L'art pillé aux Autochtones, c'est un peu de leur âme qu'on enlève.
En 1770, un an avant le débarquement des premiers colons / convicts anglais, le capitaine Cook débarqua à Botany Bay, près de l’actuelle Sydney. Il rencontra quelque résistance de la part des Indigènes du lieu, les Eora, et fit tirer sur eux. Un bouclier fut percé (et peut-être son propriétaire...). Le bouclier dit « Gweagal » fut emporté. Par la même occasion, d’autres objets parmi les maigres possession des Autochtones, furent pillés ; des peintures d’écorce autochtones, qui servaient de supports de contes, de filets de pêche, de paniers et d’outils utilisés par les chasseurs et les cueilleurs; des coiffes cérémonielles, équipement de danse et instruments utilisés pour les rituels, des sculptures censées protéger la terre; des canoës, boomerangs, et plus encore. La plupart de ces objets étaient chargés du principe vital des ancêtres et ce vol avait valeur de traumatisme.

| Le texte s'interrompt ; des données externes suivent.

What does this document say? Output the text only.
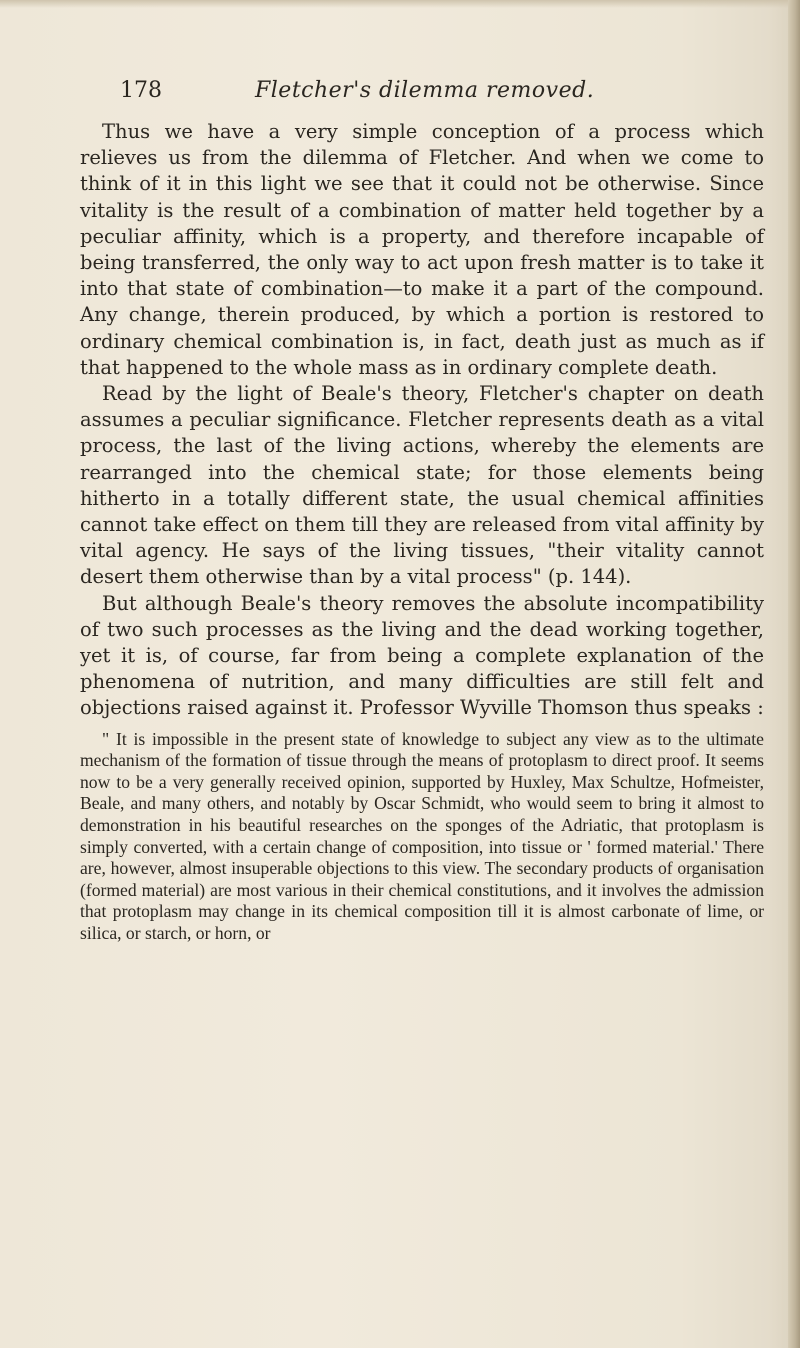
178	Fletcher's dilemma removed.

Thus we have a very simple conception of a process which relieves us from the dilemma of Fletcher. And when we come to think of it in this light we see that it could not be otherwise. Since vitality is the result of a combination of matter held together by a peculiar affinity, which is a property, and therefore incapable of being transferred, the only way to act upon fresh matter is to take it into that state of combination—to make it a part of the compound. Any change, therein produced, by which a portion is restored to ordinary chemical combination is, in fact, death just as much as if that happened to the whole mass as in ordinary complete death.

Read by the light of Beale's theory, Fletcher's chapter on death assumes a peculiar significance. Fletcher represents death as a vital process, the last of the living actions, whereby the elements are rearranged into the chemical state; for those elements being hitherto in a totally different state, the usual chemical affinities cannot take effect on them till they are released from vital affinity by vital agency. He says of the living tissues, "their vitality cannot desert them otherwise than by a vital process" (p. 144).

But although Beale's theory removes the absolute incompatibility of two such processes as the living and the dead working together, yet it is, of course, far from being a complete explanation of the phenomena of nutrition, and many difficulties are still felt and objections raised against it. Professor Wyville Thomson thus speaks :

" It is impossible in the present state of knowledge to subject any view as to the ultimate mechanism of the formation of tissue through the means of protoplasm to direct proof. It seems now to be a very generally received opinion, supported by Huxley, Max Schultze, Hofmeister, Beale, and many others, and notably by Oscar Schmidt, who would seem to bring it almost to demonstration in his beautiful researches on the sponges of the Adriatic, that protoplasm is simply converted, with a certain change of composition, into tissue or ' formed material.' There are, however, almost insuperable objections to this view. The secondary products of organisation (formed material) are most various in their chemical constitutions, and it involves the admission that protoplasm may change in its chemical composition till it is almost carbonate of lime, or silica, or starch, or horn, or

En 2015, le British Museum, le plus grand récepteur mondial de biens volés, organisa une exposition intitulée « Indigenous Australia: Enduring Civilisation », concentrée sur 60 000 ans d’art culturel des aborigènes australiens et des insulaires du détroit de Torres. Les objets pillés appartenant à la propre collection du musée figuraient aux côtés d’œuvres contemporaines soutenant des mouvements de protestation autochtones. Les œuvres furent brièvement exposées au Musée national d’Australie à Canberra, avant d’être à nouveau dépouillées de leurs origines et renvoyées à Londres.
Bien que ces objets volés fassent depuis longtemps partie de la collection permanente du British Museum, le poids historique et la lutte pour le rapatriement étaient impossibles à ignorer lorsque de nombreux objets de l’exposition sont arrivés en Australie après la diffusion de l’exposition.
Un autre cas célèbre de vol d’une œuvre d’extrême importance spirituelle Une est la prise aux insulaires indigènes polynésiens de l’ïle de Pâques du moai « Hoa Hakananai’a ». Une statue d’Orongo, un village de pierre cérémoniel sur Rapa Nui, également connu sous le nom d’île de Pâques. Cette sculpture est un chef-d’œuvre de lave considéré comme l’un des plus beaux exemples de sculpture de l’île. Sa taille relativement petite, d’un peu moins de 8 pieds, par opposition aux autres moais qui restent sur l’île et ont une hauteur moyenne de 13 pieds, a permis son déplacement. En 1868, des officiers et des membres d’équipage du navire de la Royal Navy britannique, le HMS Topaze, ont déterré le Hoa Hakananai’a, l’ont traîné du volcan Rano Kau sur un traîneau de fret et l’ont fait flotter jusqu’au navire sur un radeau. Ils ont également enlevé un moai supplémentaire, Hava, qui mesure environ 6,5 pieds de haut, bien que son état soit quelque peu terne par rapport à l’époustouflant Hoa Hakananai’a.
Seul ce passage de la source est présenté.